To explore the normal function of dHtt, they created a dhtt knockout (dhtt-ko) fly using flipase–FRT-mediated recombination (see fig. 2 in Zhang et al.). Previous mouse models that are null for the murine Htt homolog, Hdh, have been difficult to study since they die very early in embryogenesis (Duyao et al., 1995; Nasir et al., 1995; Zeitlin et al., 1995). Unlike Hdh homozygous knockout mice, the dhtt-ko flies survived into adulthood. Further, in contrast to a previous report that used RNAi (Gunawardena et al., 2003), knockout flies developed at a similar rate to their wild-type counterparts, with embryonic and larval CNS, muscles, eyes and other imaginal discs appearing morphologically normal (see fig. 3 in Zhang et al.). The authors also observed normal axonal pathfinding, muscle innervation, overall synapse structure, axonal transport and typical crawling behavior during larval stages (see figs 3, 4 in Zhang et al.). Immunostaining revealed normal pre- and post-synaptic structures, and proper synaptic component delivery (including synapsin, FasII and Dlg). However, the dhtt-ko flies were not completely normal; they displayed phenotypes in mushroom bodies (MBs), particularly a decrease in FasII staining, as well as reduced numbers of varicosities and branches in the axonal termini of giant fiber neurons (see fig. 7 in Zhang et al.). The mature dhtt-ko flies also demonstrated late-onset defects in mobility and viability, and phototransduction deficits during temperature-induced stress (see figs 5, 6 in Zhang et al.).
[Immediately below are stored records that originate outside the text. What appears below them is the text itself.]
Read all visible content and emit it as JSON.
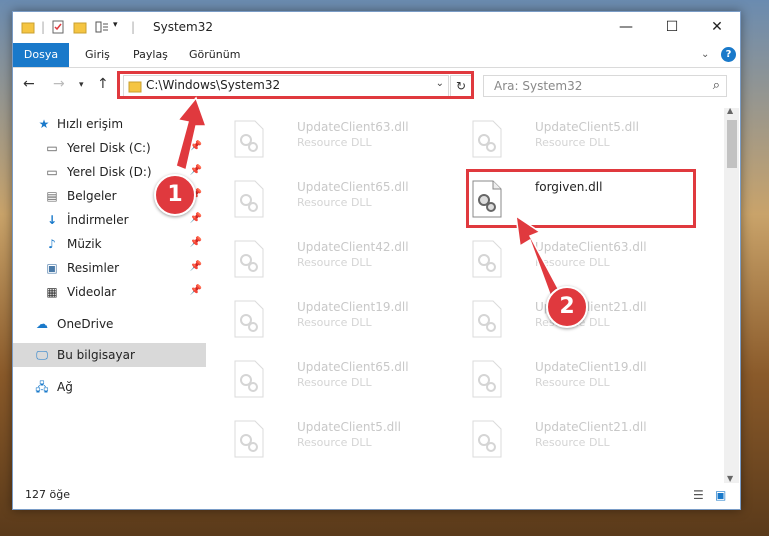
{
  "window": {
    "title": "System32",
    "minimize_icon": "minimize-icon",
    "maximize_icon": "maximize-icon",
    "close_icon": "close-icon"
  },
  "ribbon": {
    "tabs": [
      {
        "label": "Dosya",
        "active": true
      },
      {
        "label": "Giriş",
        "active": false
      },
      {
        "label": "Paylaş",
        "active": false
      },
      {
        "label": "Görünüm",
        "active": false
      }
    ]
  },
  "nav": {
    "address": "C:\\Windows\\System32",
    "search_placeholder": "Ara: System32"
  },
  "sidebar": {
    "items": [
      {
        "label": "Hızlı erişim",
        "icon": "star-icon",
        "pinned": false
      },
      {
        "label": "Yerel Disk (C:)",
        "icon": "drive-icon",
        "pinned": true
      },
      {
        "label": "Yerel Disk (D:)",
        "icon": "drive-icon",
        "pinned": true
      },
      {
        "label": "Belgeler",
        "icon": "documents-icon",
        "pinned": true
      },
      {
        "label": "İndirmeler",
        "icon": "download-icon",
        "pinned": true
      },
      {
        "label": "Müzik",
        "icon": "music-icon",
        "pinned": true
      },
      {
        "label": "Resimler",
        "icon": "pictures-icon",
        "pinned": true
      },
      {
        "label": "Videolar",
        "icon": "videos-icon",
        "pinned": true
      },
      {
        "label": "OneDrive",
        "icon": "cloud-icon",
        "pinned": false
      },
      {
        "label": "Bu bilgisayar",
        "icon": "computer-icon",
        "pinned": false,
        "selected": true
      },
      {
        "label": "Ağ",
        "icon": "network-icon",
        "pinned": false
      }
    ]
  },
  "files": {
    "left": [
      {
        "name": "UpdateClient63.dll",
        "type": "Resource DLL"
      },
      {
        "name": "UpdateClient65.dll",
        "type": "Resource DLL"
      },
      {
        "name": "UpdateClient42.dll",
        "type": "Resource DLL"
      },
      {
        "name": "UpdateClient19.dll",
        "type": "Resource DLL"
      },
      {
        "name": "UpdateClient65.dll",
        "type": "Resource DLL"
      },
      {
        "name": "UpdateClient5.dll",
        "type": "Resource DLL"
      }
    ],
    "right": [
      {
        "name": "UpdateClient5.dll",
        "type": "Resource DLL"
      },
      {
        "name": "forgiven.dll",
        "type": "",
        "highlight": true
      },
      {
        "name": "UpdateClient63.dll",
        "type": "Resource DLL"
      },
      {
        "name": "UpdateClient21.dll",
        "type": "Resource DLL"
      },
      {
        "name": "UpdateClient19.dll",
        "type": "Resource DLL"
      },
      {
        "name": "UpdateClient21.dll",
        "type": "Resource DLL"
      }
    ]
  },
  "status": {
    "item_count": "127 öğe"
  },
  "annotations": {
    "step1": "1",
    "step2": "2",
    "color": "#e0393e"
  }
}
To test the hypothesis that HD pathogenesis is caused by both a toxic gain of function, resulting from the polyQ expansion, and reduced protection from the normal function of the wild-type Htt protein, Zhang et al. used the Gal4-UAS system to express a polyQ-expanded Htt transgene (HD-Q93) in all fly neurons. Interestingly, they found that dhtt knockout exacerbated HD-Q93 toxicity (see figs 8, 9 in Zhang et al.), suggesting that loss of the normal dHtt function is a component of the toxicity from polyQ expansions in HD.

It is surprising that dhtt-ko flies display no developmental defects, in contrast to the early embryonic lethality observed in Hdh knockout mice. It remains possible that a redundant pathway might compensate for the loss of dHtt. There may also be subtle defects in dhtt-ko flies that escaped detection under normal conditions that might intensify with stress (e.g. aging, environmental insults, oxidative stress, injury). It would be interesting to further investigate whether the mild abnormalities in MBs and axonal termini are responsible for the reduced adult mobility and viability. Since intranuclear inclusions are a pathological hallmark of HD, determining whether aggregates are formed in HD-Q93; dhtt-ko flies will be important. Although Zhang et al. argue that dHtt may have distinct functions from human Htt, no solid conclusion can be made until we know whether human Htt can rescue the phenotypes of dhtt-ko and HD-Q93; dhtt-ko flies.

This fly HD model offers a number of exciting possibilities for delineating the role of Htt in normal biology and disease. In the future, researchers could measure several additional parameters to more clearly define the role of dHtt in Drosophila. Genetic modifier screens will probably identify genes and pathways that interact with dhtt, to expand our understanding of dHtt function and HD pathogenesis. Also, because the HD-Q93; dhtt-ko model mimics both gain- and loss-of-function aspects of the disease, this may be a useful system for identifying and testing candidate compounds that could ameliorate HD pathogenesis [e.g. histone deacetylase inhibitors (Steffan et al., 2001)]. Thanks to the simplicity and elegance of the fly, we may soon step closer to understanding the normal and pathogenic functions of Huntingtin in humans.